A moldura da porta de entrada era outra, mas a mesma. As pessoas sentadas despreoupadas eram as mesmas, mas outras. Sobre a mesa copos, pratos, cotovelos e preocupações despreocupadas, os mesmos de acolá, mas outros. Embaixo das bandejas, pernas loucas trabalhavam tanto quanto. Sentados na borda da mesa, uns olhos pareciam deslocados; um ponto de vista outro de olhos normalmente debaixo das bandejas. Cada detalhe dimensional posicionado lado a lado. Uma realidade cubista.
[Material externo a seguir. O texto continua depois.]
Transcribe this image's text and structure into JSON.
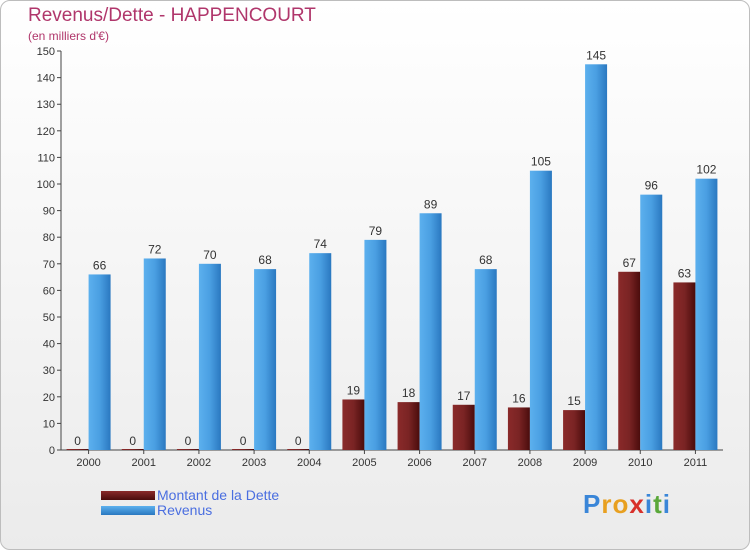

Pensava se a estranheza da posição incomum, fora do cotidiano semanal, seria permanente. Pensava que há tempos aqueles não eram seus olhos; pensava na ausência da bandeja e de todas as consequências que aquilo trazia. Pensava nas contas. Pensava nos planos. Nos planos tornando-se mais complicados por contas de uma ausência mínima. Nas intermináveis horas embaixo da bandeja, que não seriam suas aquela noite. Na nulidade do reconhecimento moral, financeiro, humano; nas noites anteriores. Pensava nos arrogantes verbos impertaivos em cima das mesas, na chibata dispfarçada de liberdade empregatícia, no não seguimento da lei, nas artimanhas de um discurso frio e bem proferido. Pensava mas não falava. Quem entenderia? Pensava mas falava. Falava sobre fumaça e cultura. Sobre o último Woody Allen. Sobre como seriam as crianças em Berlim hoje. O quanto o verão parecia permanente, mesmo no mês de julho.
Pensava ser a única.
Ergueu o braço solicitanto a presença dos seus, as pernas embaixo da bandeja. Lentamente um rosto de espelho aproximou-se pela retaguarda, como se sua presença fosse óbvia, necessária, mas não seus olhos. Um rosto de espelho, com voz metálica, como poderiam ser todas as vozes debaixo das bandejas, tambem metalicas, iguais; um rosto prateado, espelhado mas com olhos muito castanhos. Quando os viu, se viu; que seus olhos castanhos eram tambem um espelho.
Apoiando o bloco de pedidos na bandeja, um lado anotava, o outro falava, e eram o mesmo lado. Duas porções de insatisfação ao molho. Duas de remuneração do tipo ridícula, sem benefícios e sem registros oficiais. Uma dose de excesso de carga horária. Uma garrafa de paciência extra. Descrédito na taça grande e humilhação por parte do cliente num copo alto, com muito gelo e sem açúcar.
Em pouco tempo seus próprios olhos castanhos de espelho voltaram com aquilo que havia sido solicitado. Os produtos tomavam toda a extensão da bandeja, até o limite do desequilibrio. Da insanidade.
Atônita, mirava o tampo da mesa. Mastigava cada porção de cumplicidade que havia sido servida gratuitamente pelos seus próprios olhos de espelho.
Em cada olhar ali, em cada par de pernas debaixo da bandeja correndo à sua volta ela viu a moldura da sua própria porta de entrada.
Outra, porém mais do que nunca, a mesma.